A 100-line async request coalescer

Embedding models are several times faster on a batch of 32 inputs than on 32 sequential calls of size 1. The GPU loads the weights once, runs one forward pass, returns. Sequential calls pay the kernel-launch and memory-transfer overhead 32 times.

This is well-known on the training side and annoyingly under-served on the serving side, because the natural API for callers is “embed this one thing.” If you make them batch manually, half of them will not, and your throughput collapses.

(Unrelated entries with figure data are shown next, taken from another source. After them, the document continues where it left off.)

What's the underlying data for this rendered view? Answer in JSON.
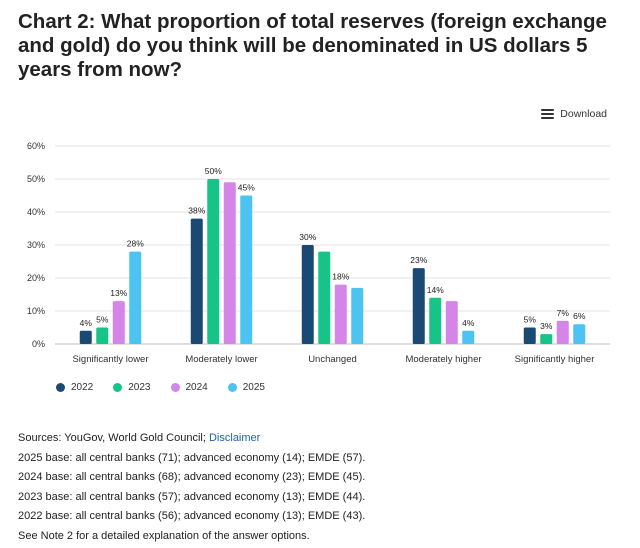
{
  "title": "Chart 2: What proportion of total reserves (foreign exchange and gold) do you think will be denominated in US dollars 5 years from now?",
  "download_label": "Download",
  "colors": {
    "2022": "#1a4a73",
    "2023": "#17c488",
    "2024": "#d584e8",
    "2025": "#4cc3f1"
  },
  "chart_data": {
    "type": "bar",
    "title": "Chart 2: What proportion of total reserves (foreign exchange and gold) do you think will be denominated in US dollars 5 years from now?",
    "xlabel": "",
    "ylabel": "",
    "ylim": [
      0,
      60
    ],
    "yticks": [
      "0%",
      "10%",
      "20%",
      "30%",
      "40%",
      "50%",
      "60%"
    ],
    "categories": [
      "Significantly lower",
      "Moderately lower",
      "Unchanged",
      "Moderately higher",
      "Significantly higher"
    ],
    "series": [
      {
        "name": "2022",
        "values": [
          4,
          38,
          30,
          23,
          5
        ],
        "labels": [
          "4%",
          "38%",
          "30%",
          "23%",
          "5%"
        ]
      },
      {
        "name": "2023",
        "values": [
          5,
          50,
          28,
          14,
          3
        ],
        "labels": [
          "5%",
          "50%",
          "",
          "14%",
          "3%"
        ]
      },
      {
        "name": "2024",
        "values": [
          13,
          49,
          18,
          13,
          7
        ],
        "labels": [
          "13%",
          "",
          "18%",
          "",
          "7%"
        ]
      },
      {
        "name": "2025",
        "values": [
          28,
          45,
          17,
          4,
          6
        ],
        "labels": [
          "28%",
          "45%",
          "",
          "4%",
          "6%"
        ]
      }
    ],
    "legend": "bottom-left",
    "grid": true
  },
  "notes": {
    "sources_prefix": "Sources: YouGov, World Gold Council; ",
    "disclaimer": "Disclaimer",
    "lines": [
      "2025 base: all central banks (71); advanced economy (14); EMDE (57).",
      "2024 base: all central banks (68); advanced economy (23); EMDE (45).",
      "2023 base: all central banks (57); advanced economy (13); EMDE (44).",
      "2022 base: all central banks (56); advanced economy (13); EMDE (43).",
      "See Note 2 for a detailed explanation of the answer options."
    ]
  }
}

The fix is a small async primitive. Callers await evaluator.evaluate(item) as if it were a one-at-a-time call. Inside, the primitive holds requests for a few milliseconds, accumulates whatever arrives, and dispatches them as a single batch. Each caller’s future resolves to its own slice of the result.

The interface

Permalink to “The interface”
class DelayedEvaluator[InputT, OutputT]:
    def __init__(
        self,
        process_batch: Callable[[list[InputT]], Awaitable[list[OutputT]]],
        delay_ms: int = 5,
    ):
        self._process_batch = process_batch
        self._delay_ms = delay_ms
        self._lock = asyncio.Lock()
        self._pending: list[_Pending[InputT, OutputT]] = []
        self._task: asyncio.Task | None = None

    async def evaluate(self, items: list[InputT]) -> list[OutputT]:
        future = asyncio.get_running_loop().create_future()
        async with self._lock:
            self._pending.append(_Pending(items, future))
            if self._task is None:
                self._task = asyncio.create_task(self._dispatch_after_delay())
        return await future

_Pending is a tiny dataclass holding the per-call inputs and the future that resolves to that call’s outputs. The lock is there so two callers arriving in the same event loop tick can both register before the first dispatch fires.

The dispatch

Permalink to “The dispatch”
    async def _dispatch_after_delay(self):
        await asyncio.sleep(self._delay_ms / 1000)
        async with self._lock:
            pending, self._pending = self._pending, []
            self._task = None

        all_inputs = [item for p in pending for item in p.items]
        try:
            all_outputs = await self._process_batch(all_inputs)
        except Exception as exc:
            for p in pending:
                p.future.set_exception(exc)
            return

        # split results back per caller, in order.
        i = 0
        for p in pending:
            n = len(p.items)
            p.future.set_result(all_outputs[i : i + n])
            i += n

A few things matter here.

The inputs are concatenated and the outputs are split back by length. No sorting, no IDs. itertools.accumulate of len(p.items) gives you the slice boundaries in O(n).

Exceptions fan out. A failed batch fails every caller with the same exception. Do not swallow it on some callers and not others.

The task is None again at the end, so that the next caller starts a fresh sleep. If you forget this, you will dispatch one batch and then permanently hang, ask me how I know.

Choosing the delay

Permalink to “Choosing the delay”

5ms is a reasonable default for a model that takes 50ms or more to evaluate. A 10% latency tax for 5-10x more throughput is a good trade. For very fast models (under 10ms) the delay should be smaller, or the coalescer is just the wrong tool.

The cost shows up most under low load. A single caller still waits 5ms for nothing. If your service has lulls, that latency is visible. For services that are always busy the delay is paid only by the first request in each window and amortised across the rest.

There are libraries that do this kind of thing. They are also wrappers around HTTP servers, or tied to a specific ML framework, or they expect inputs of a fixed shape. The primitive itself is around 100 lines and fits into any async codebase. Inference, database access, external API rate-limiting, anything where a batched call is faster than N individual ones.

Once it is in your toolbox you stop writing batching logic at the call sites. The caller writes await x.evaluate(item), and the speedup is invisible.